Chimera

Greek Creatures

What Is a Chimera?

A Chimera is a Greek monster with traits of the lion, the goat, and the serpent. This strange and terrifying creature was once thought to be invincible, but its reign of terror eventually came to a gruesome end.

Characteristics

Physical Description

The Chimera may be ancient Greece’s most bizarre creature—so bizarre that its name is now used to describe any creature with an unusual combination of animal traits.

At its most basic level, the Chimera is a female lion. It has a lion’s body, complete from head to tail. Exaggerated ears and breasts show that the creature is female, even though it does have a short, ragged mane.

But of course, there’s more to the Chimera than its lion features. The creature also has a goat’s head, rising from between its shoulder blades. The goat’s head appears to be male, since it has horns and a beard. Finally, the monster’s lion tail morphs into a snake, with a venomous serpentine head replacing the lion’s natural puff of fur.

Personality

Like most chimeric creatures in Greek mythology, the Chimera was a nasty piece of work. She had a terrible temper and no civilized instincts. She ransacked many villages, mostly killing cattle but sometimes destroying houses and slaughtering innocent people as well.

Special Abilities

The Chimera was reputed to be “near invincible,” for she had the strength of a lion, the cunning of a goat, and the venom of a snake. But this monster’s most unusual and deadly weapon, by far, was her ability to breathe fire. The fire spewed out from the goat’s head and devastated any challengers who approached the beast.

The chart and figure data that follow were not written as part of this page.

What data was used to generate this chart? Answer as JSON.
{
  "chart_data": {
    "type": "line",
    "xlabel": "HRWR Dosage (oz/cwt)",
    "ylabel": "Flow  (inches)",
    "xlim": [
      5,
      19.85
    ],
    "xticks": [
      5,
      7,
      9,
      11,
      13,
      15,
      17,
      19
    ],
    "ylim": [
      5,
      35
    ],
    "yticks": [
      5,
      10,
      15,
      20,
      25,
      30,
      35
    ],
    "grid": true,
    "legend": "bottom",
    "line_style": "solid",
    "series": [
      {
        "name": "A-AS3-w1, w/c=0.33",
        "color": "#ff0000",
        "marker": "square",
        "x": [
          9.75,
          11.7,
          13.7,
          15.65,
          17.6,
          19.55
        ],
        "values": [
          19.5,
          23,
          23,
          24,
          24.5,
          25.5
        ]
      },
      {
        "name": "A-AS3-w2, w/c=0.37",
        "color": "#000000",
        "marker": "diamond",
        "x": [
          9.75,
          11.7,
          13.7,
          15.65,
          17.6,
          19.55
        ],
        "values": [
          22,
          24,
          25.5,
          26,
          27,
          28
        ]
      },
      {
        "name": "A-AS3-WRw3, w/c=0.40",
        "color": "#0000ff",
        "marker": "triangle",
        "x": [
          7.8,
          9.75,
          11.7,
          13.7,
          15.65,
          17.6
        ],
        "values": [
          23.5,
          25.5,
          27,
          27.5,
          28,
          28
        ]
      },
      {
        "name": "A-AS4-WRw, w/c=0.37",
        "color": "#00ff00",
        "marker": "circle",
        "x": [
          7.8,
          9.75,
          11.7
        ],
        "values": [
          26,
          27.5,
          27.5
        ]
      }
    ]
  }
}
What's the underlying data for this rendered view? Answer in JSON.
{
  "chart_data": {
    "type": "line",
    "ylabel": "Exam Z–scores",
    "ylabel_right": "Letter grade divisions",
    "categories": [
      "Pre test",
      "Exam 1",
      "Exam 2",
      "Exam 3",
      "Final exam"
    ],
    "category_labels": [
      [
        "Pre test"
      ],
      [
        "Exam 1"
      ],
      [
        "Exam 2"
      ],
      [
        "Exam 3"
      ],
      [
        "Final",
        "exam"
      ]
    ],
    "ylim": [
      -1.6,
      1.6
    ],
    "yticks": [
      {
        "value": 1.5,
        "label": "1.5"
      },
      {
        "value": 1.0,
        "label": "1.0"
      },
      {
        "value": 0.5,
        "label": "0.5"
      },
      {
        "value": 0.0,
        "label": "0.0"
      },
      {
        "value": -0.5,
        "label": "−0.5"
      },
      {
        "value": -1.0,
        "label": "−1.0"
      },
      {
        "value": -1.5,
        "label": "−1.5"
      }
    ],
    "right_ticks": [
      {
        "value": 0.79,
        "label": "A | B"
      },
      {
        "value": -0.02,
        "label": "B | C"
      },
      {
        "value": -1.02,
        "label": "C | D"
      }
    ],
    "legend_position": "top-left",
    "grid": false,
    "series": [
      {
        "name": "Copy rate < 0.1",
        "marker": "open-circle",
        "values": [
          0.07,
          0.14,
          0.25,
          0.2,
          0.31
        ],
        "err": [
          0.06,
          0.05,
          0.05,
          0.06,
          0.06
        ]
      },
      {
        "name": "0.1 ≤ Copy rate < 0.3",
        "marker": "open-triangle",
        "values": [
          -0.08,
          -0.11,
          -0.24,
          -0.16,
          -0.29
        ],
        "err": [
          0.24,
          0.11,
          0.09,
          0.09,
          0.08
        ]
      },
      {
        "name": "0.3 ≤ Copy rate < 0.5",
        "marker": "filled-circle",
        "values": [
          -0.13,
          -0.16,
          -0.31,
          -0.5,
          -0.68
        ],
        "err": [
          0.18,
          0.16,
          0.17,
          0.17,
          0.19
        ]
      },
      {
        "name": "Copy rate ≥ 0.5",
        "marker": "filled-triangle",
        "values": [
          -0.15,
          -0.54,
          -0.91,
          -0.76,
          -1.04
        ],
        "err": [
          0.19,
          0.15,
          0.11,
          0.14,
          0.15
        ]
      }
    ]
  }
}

The Chimera was also seen as an omen, of sorts. She often appeared before natural disasters, mostly volcanic eruptions.

Legends of the Chimera

Parents

The Chimera was one of the offspring of a legendary pairing: Typhon and Echidna.

Typhon, the father, was an ancient and monstrous giant who was believed to be the most dangerous creature in all of Greece. For a mate, he took the next most monstrous creature in Greece, a half-woman, half-serpent named Echidna.

Together, Typhon and Echidna spawned many of the most dangerous beasts in Greece, including the Lynean Hydra, the Sphinx, the Nemean Lion, Cerberus, and, of course, the Chimera.

Battle with Bellerophon

For years, the Chimera roamed the Lynean countryside unchallenged, since “not even a quantity of men could subdue it with ease, let alone one.” But her legend didn’t take the hero Bellerophon into account.

Bellerophon was a son of Poseidon and a beautiful mortal woman. When he was young, he committed a crime and was sent to King Proteus to be punished. Proteus saw huge potential in the boy, and he decided to pardon his crime. Unfortunately, Proteus’s wife also saw potential in Bellerophon. She begged him to become her lover, and when he refused, she accused him of raping her.

King Proteus was outraged, but knowing that immortal blood ran in Bellerophon’s veins, he was afraid to punish the boy. Instead, he sent him to his father-in-law, King Iobates, who devised a clever way to get rid of the young offender. He challenged Bellerophon to kill the Chimera, fully expecting that the Chimera would kill Bellerophon instead.

But Iobates didn’t know that Bellerophon has a secret ally. Pegasus, the mighty winged horse, was Bellerophon’s half-brother, and the two of them had spent many happy days together in their childhood. Now, the young hero summoned Pegasus to his aid, and the two of them launched an aerial attack on the Chimera. Bellerophon rained arrows down on her, giving her several critical wounds. At last, he took a lead spear and hurled it into the creature’s fiery throat. There, the lead melted and spread throughout her body, burning her from the inside out.

Cultural Representation

Origin

The Chimera comes from ancient Greek mythology, appearing in paintings as early as the 6th century BC and in texts as early as the 8th century BC. Greek’s finest scholars, including Pliny the Elder, Seneca, Cicero, Virgil, Ovid, Homer, Plato, Pindar, Hesiod, all contributed to the monster’s legend.

Three thousand years before the ancient Greek Chimera appeared, the Egyptians worshipped a sun goddess named Sekhmet, who sometimes appeared as a fire-breathing lion. It’s possible that Sekhmet’s legend inspired the Chimera.

Modern Appearances

Today, the word “chimera” can be used to describe any creature with a strange combination of animal parts. However, the classic lion-goat-serpent Chimera still has a place in fantasy and sci-fi. Franchises like Yu-Gi-Oh, Wrath of the Titans, Percy Dragon, American Dragon, Final Fantasy, and World of Warcraft have all used the Chimera to test their heroes.